Back in 2002, I suddenly heard the screen door slamming. I sat down to write about that door which opened a portal in my mind to those lazy summers I'd spent as a child in Westport, CT. Bit by bit, stories both true and fanciful sprang up and before I knew it, I was journeying toward my first novel, Sherry and The Unseen World. Many of the characters were drawn from that long ago time and as I wrote, I was back in those halcyon days.

I thoroughly enjoyed promoting the book.

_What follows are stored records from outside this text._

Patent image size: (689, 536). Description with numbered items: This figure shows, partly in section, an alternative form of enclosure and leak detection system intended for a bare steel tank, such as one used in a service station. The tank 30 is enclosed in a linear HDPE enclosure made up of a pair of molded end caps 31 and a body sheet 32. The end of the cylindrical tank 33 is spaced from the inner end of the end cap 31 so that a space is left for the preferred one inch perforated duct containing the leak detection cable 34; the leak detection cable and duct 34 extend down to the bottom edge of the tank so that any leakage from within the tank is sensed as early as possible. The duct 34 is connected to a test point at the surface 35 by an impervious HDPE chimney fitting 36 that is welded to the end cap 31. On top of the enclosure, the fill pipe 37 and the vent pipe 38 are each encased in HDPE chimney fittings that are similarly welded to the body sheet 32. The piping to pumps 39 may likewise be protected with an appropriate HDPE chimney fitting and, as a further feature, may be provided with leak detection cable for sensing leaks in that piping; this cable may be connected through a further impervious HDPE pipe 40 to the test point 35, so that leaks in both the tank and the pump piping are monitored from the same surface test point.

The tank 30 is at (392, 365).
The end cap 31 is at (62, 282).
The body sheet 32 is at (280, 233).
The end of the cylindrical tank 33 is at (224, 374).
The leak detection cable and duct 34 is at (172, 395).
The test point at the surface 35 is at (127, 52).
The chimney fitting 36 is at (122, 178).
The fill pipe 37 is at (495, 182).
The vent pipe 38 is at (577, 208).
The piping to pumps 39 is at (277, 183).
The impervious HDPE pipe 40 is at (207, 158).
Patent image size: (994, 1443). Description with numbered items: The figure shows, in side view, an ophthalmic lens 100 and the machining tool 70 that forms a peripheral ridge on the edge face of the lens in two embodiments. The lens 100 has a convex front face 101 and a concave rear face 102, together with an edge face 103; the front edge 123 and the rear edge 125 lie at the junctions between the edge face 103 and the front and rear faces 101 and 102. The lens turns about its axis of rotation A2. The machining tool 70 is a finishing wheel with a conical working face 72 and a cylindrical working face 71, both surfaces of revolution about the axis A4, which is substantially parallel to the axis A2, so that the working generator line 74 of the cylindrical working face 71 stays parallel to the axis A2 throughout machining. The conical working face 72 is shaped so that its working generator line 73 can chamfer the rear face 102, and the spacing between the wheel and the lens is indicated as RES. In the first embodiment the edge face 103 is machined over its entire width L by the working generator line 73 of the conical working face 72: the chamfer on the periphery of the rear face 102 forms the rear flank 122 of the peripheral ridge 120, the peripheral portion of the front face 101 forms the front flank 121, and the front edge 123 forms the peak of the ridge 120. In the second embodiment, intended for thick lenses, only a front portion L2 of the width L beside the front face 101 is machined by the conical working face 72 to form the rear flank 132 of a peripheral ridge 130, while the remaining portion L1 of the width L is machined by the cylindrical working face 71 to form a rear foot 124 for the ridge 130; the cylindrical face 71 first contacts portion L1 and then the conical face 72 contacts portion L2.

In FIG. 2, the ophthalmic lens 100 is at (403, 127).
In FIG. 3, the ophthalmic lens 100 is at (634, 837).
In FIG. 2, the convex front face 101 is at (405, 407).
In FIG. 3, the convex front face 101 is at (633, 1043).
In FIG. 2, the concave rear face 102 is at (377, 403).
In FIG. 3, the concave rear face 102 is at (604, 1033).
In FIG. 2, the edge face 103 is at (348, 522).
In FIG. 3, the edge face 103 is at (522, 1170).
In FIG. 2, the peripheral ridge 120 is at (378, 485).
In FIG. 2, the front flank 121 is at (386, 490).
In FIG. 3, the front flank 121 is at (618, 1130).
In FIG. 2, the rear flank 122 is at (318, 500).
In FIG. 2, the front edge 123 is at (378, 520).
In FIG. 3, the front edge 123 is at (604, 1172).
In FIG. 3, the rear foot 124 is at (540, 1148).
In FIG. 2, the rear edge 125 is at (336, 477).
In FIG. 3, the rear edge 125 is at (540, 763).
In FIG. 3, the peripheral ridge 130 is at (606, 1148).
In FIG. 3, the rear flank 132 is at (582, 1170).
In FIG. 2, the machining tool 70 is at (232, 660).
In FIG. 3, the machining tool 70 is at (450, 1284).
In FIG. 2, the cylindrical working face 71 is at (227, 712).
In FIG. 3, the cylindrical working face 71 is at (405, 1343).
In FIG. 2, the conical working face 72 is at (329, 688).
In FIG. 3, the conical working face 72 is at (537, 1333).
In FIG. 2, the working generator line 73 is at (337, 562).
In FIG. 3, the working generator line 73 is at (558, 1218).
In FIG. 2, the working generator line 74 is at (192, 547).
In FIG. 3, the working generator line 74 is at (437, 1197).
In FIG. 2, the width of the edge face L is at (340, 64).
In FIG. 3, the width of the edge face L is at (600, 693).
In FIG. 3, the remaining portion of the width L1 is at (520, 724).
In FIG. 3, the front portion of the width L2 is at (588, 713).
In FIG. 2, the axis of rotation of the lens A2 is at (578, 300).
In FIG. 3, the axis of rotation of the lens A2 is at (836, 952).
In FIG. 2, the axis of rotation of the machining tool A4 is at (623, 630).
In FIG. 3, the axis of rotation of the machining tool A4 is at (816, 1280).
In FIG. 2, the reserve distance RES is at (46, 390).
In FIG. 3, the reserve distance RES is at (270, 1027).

People told me how the book brought them back to their own childhoods, how they as one person said, "... remember crushes, falling in love, camp, Hamburger Heaven, returning to the city after spending summers away, and attempting to like a sport for my “new man of the moment."

Every time someone new tells me how the book touches them, I know why Sherry needed a voice, as did Sherry's marvelous Aunt Geraldine who brought intrigue and magic and helped Sherry find her own way in the world.

Only now I am in the process of selling the house with the screen door. Now that my mother has died, I know that my infrequent visits to that time and place do not justify the costs of maintaining that residence. The house is on the market, it's been stripped of the old furnishings and it awaits the new family that will delight in the colonial architecture, the spacious grounds and the proximity to the beach.

Yet, my heart yearns for over fifty years of all that living I did there both as a child and on into adulthood. My children spent parts of their summers in that same place. We will all miss the tiny door that led from the main house into the charming little apartment over the garage. Sure, you could access the place from the separate entrance up normal stairs, but the charm of that tiny door was priceless and still is.

Over the years, changes affected all of us. We mourned the loss of the charming old stores on Main Street that were replaced by the inevitable Gap, Ann Taylor and Starbucks. How the town could give up the Remarkable Book Store and Kleins is beyond my comprehension.

I wake up and smell the soft air, the freshly mowed lawns and the privet hedges. I am transported back to family cook-outs, to the parents and brother who are no longer on this earth, to the crunch of cars entering the gravel driveway and the excitement of each new day's promise. And, then I am so very grateful that I wrote all that down in my novel, that I can revisit the house on Danbury Avenue any time I want, not just mentally, but in the pages of the book.